Unfortunately for me, the staff at most of these places was excellent. I say unfortunately because good salespeople are trained to recognize regular customers. So after a few weeks, when I entered a sex shop the clerk would rush over with a stack of girlie magazines and say, "Ah, it's good to see you again! I've kept these aside just for you." Embarrassed, I'd thank him and shuffle away among the cramped aisles.

Some of our firm's clients were bars and restaurants, the most coveted work for secret shoppers. Each morning at the security office we'd scramble for these assignments, the lucky ones spending the day eating and drinking for free. The orders given to me for my first assignment at a bar told me what to order and what to watch for:

Shopper is to purchase:
One bottle of beer (bartender should remove bottle cap at bar in plain view),
One draft beer (glass should be clean and cold),
One cocktail (liquor should be poured using measuring device),
One shot of whiskey (should be exactly twenty-five grams).

The bartender did everything just fine, but with the tray of drinks in front of me I was faced with a decision: the orders didn't say I had to drink what I had bought, but it seemed wasteful to order drinks and then leave them to be thrown away. I remembered that when I was little and didn't want to finish my meal my mother would scold me. "There are hungry people in China," she'd say. "Finish your dinner." I never understood how eating until I felt sick would help anyone in China, but I did what she said. So at the bar, I told myself that there were probably sober people in China too, and downed the drinks one after the other so I could get to my next assignment. Consequently, I don't remember what I wrote in the report.

At supermarkets, we had to shoplift. Not the way Winona Ryder did, stuffing things under our coats and sneaking past the security guards on the way out, but stealing so that it looked like an accident. I'd leave heavy items like sacks of potatoes or cases of beer in the shopping cart when I was at the register. Everything else I'd place on the conveyor belt that scoots merchandise up to the waiting clerk. If anyone asked, I'd say I just didn't want to lift the heavy things and thought the clerk must have seen them and charged me. Usually, though, no one said a word and I wheeled the cart out the door without paying for half the things in it.

I hated these assignments because when I was successful it usually meant that the clerk lost her job. So, while I couldn't actually tell them I was stealing, I'd try to help them catch me.

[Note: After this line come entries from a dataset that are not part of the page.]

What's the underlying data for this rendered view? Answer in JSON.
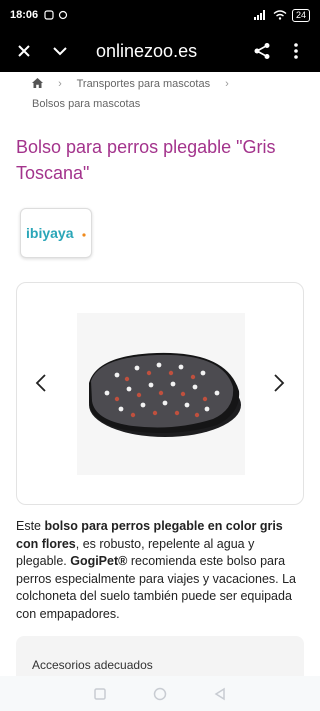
{
  "status": {
    "time": "18:06",
    "battery": "24"
  },
  "toolbar": {
    "url": "onlinezoo.es"
  },
  "breadcrumb": {
    "item1": "Transportes para mascotas",
    "item2": "Bolsos para mascotas"
  },
  "product": {
    "title": "Bolso para perros plegable \"Gris Toscana\""
  },
  "brand": {
    "logo_text": "ibiyaya"
  },
  "description": {
    "p1": "Este ",
    "b1": "bolso para perros plegable en color gris con flores",
    "p2": ", es robusto, repelente al agua y plegable. ",
    "b2": "GogiPet®",
    "p3": " recomienda este bolso para perros especialmente para viajes y vacaciones. La colchoneta del suelo también puede ser equipada con empapadores."
  },
  "accessories": {
    "label": "Accesorios adecuados"
  },
  "colors": {
    "title": "#a3338c",
    "brand_teal": "#2aa6b8",
    "brand_orange": "#f08a1c"
  }
}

It didn't always work.

"Your total is $24.82," one of them told me, ignoring the $40 worth of beer still in my cart.

"My goodness," I said, "I thought it would be much more expensive!"

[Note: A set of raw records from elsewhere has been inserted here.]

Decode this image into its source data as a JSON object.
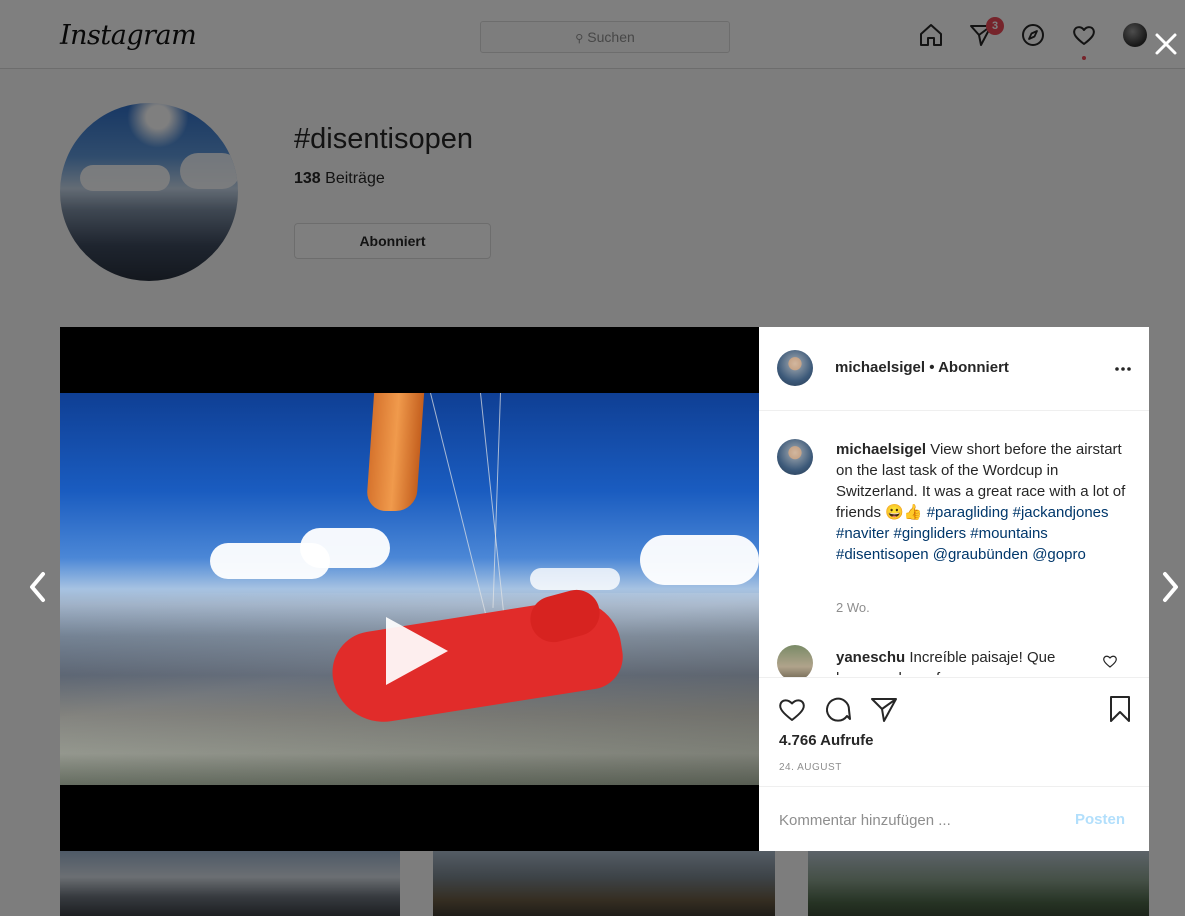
{
  "topbar": {
    "logo": "Instagram",
    "search_placeholder": "Suchen",
    "direct_badge": "3"
  },
  "hashtag": {
    "title": "#disentisopen",
    "posts_count": "138",
    "posts_label": " Beiträge",
    "follow_label": "Abonniert"
  },
  "post": {
    "header": {
      "username": "michaelsigel",
      "follow_state": " • Abonniert"
    },
    "caption": {
      "username": "michaelsigel",
      "text": " View short before the airstart on the last task of the Wordcup in Switzerland. It was a great race with a lot of friends 😀👍 ",
      "tags": "#paragliding #jackandjones #naviter #gingliders #mountains #disentisopen @graubünden @gopro",
      "time": "2 Wo."
    },
    "comment": {
      "username": "yaneschu",
      "text": " Increíble paisaje! Que hermoso lugar fue"
    },
    "views": "4.766 Aufrufe",
    "date": "24. AUGUST",
    "add_comment_placeholder": "Kommentar hinzufügen ...",
    "post_button": "Posten"
  },
  "colors": {
    "notification_red": "#ed4956",
    "hashtag_link": "#00376b",
    "post_button_disabled": "#b2dffc"
  }
}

"Well, there's a special offer on ice cream today, so you got a 20-cent discount on that."

"Still, it seems like all of this should cost more." I looked directly at the beer that she still hadn't seen and frowned.

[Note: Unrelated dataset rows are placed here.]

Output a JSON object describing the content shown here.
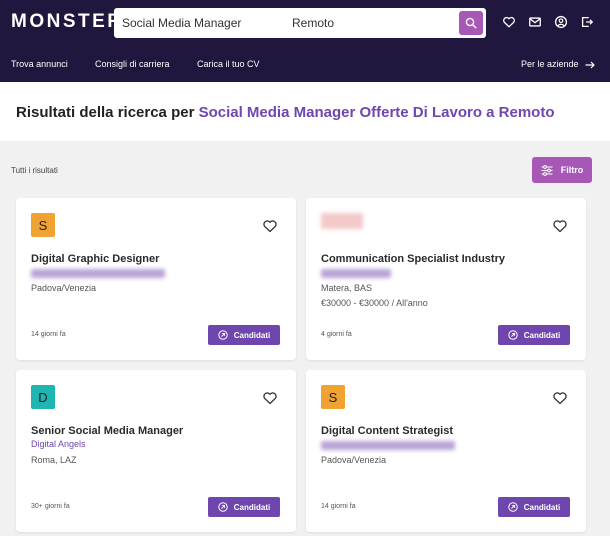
{
  "header": {
    "logo": "MONSTER",
    "search_query": "Social Media Manager",
    "search_location": "Remoto",
    "nav": [
      "Trova annunci",
      "Consigli di carriera",
      "Carica il tuo CV"
    ],
    "nav_right": "Per le aziende"
  },
  "page": {
    "title_prefix": "Risultati della ricerca per ",
    "title_highlight": "Social Media Manager Offerte Di Lavoro a Remoto",
    "results_label": "Tutti i risultati",
    "filter_label": "Filtro"
  },
  "colors": {
    "header_bg": "#21163d",
    "accent_pink": "#a757b5",
    "accent_purple": "#6e46ae"
  },
  "jobs": [
    {
      "badge": "S",
      "badge_color": "#f0a332",
      "title": "Digital Graphic Designer",
      "company": "",
      "location": "Padova/Venezia",
      "salary": "",
      "age": "14 giorni fa",
      "apply": "Candidati"
    },
    {
      "badge": "",
      "badge_color": "",
      "title": "Communication Specialist Industry",
      "company": "",
      "location": "Matera, BAS",
      "salary": "€30000 - €30000 / All'anno",
      "age": "4 giorni fa",
      "apply": "Candidati"
    },
    {
      "badge": "D",
      "badge_color": "#1fb5b0",
      "title": "Senior Social Media Manager",
      "company": "Digital Angels",
      "location": "Roma, LAZ",
      "salary": "",
      "age": "30+ giorni fa",
      "apply": "Candidati"
    },
    {
      "badge": "S",
      "badge_color": "#f0a332",
      "title": "Digital Content Strategist",
      "company": "",
      "location": "Padova/Venezia",
      "salary": "",
      "age": "14 giorni fa",
      "apply": "Candidati"
    }
  ]
}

"No, sir. $24.82, please."

"O.K., if you're sure you've charged me for everything."

"Absolutely sure, sir. Please, there are customers waiting behind you."

I paid and left.

Soon, my boss had worked out a new scheduling system. The sex shops were open non-stop, so he asked us to work an occasional night shift. "You can shop nine or ten of them in one night when there's no other work to do." He was right. We finished all the sex shops for the week in one overnight shift. It was eight o'clock in the morning when, unshaven and red-eyed, I walked out of the last sex shop into the dazzling morning sunlight. I paused to look into the bright red "Adult Fantasy" shopping bag, checking that everything I'd bought was there. The street was abuzz with people on their way to work, and I looked up to see that one of them had stopped in front of me. It was Jim, my old boss from the cemetery, shaking his head and looking at me sadly.

"You're never going to find a job if you spend all night hanging around sex shops."

"It's not what you think..."

"And I can't give you back your old job at the cemetery," Jim went on. "I gave it to some girl who just lost her job at the supermarket. Says some jerk told her manager she was letting customers steal beer."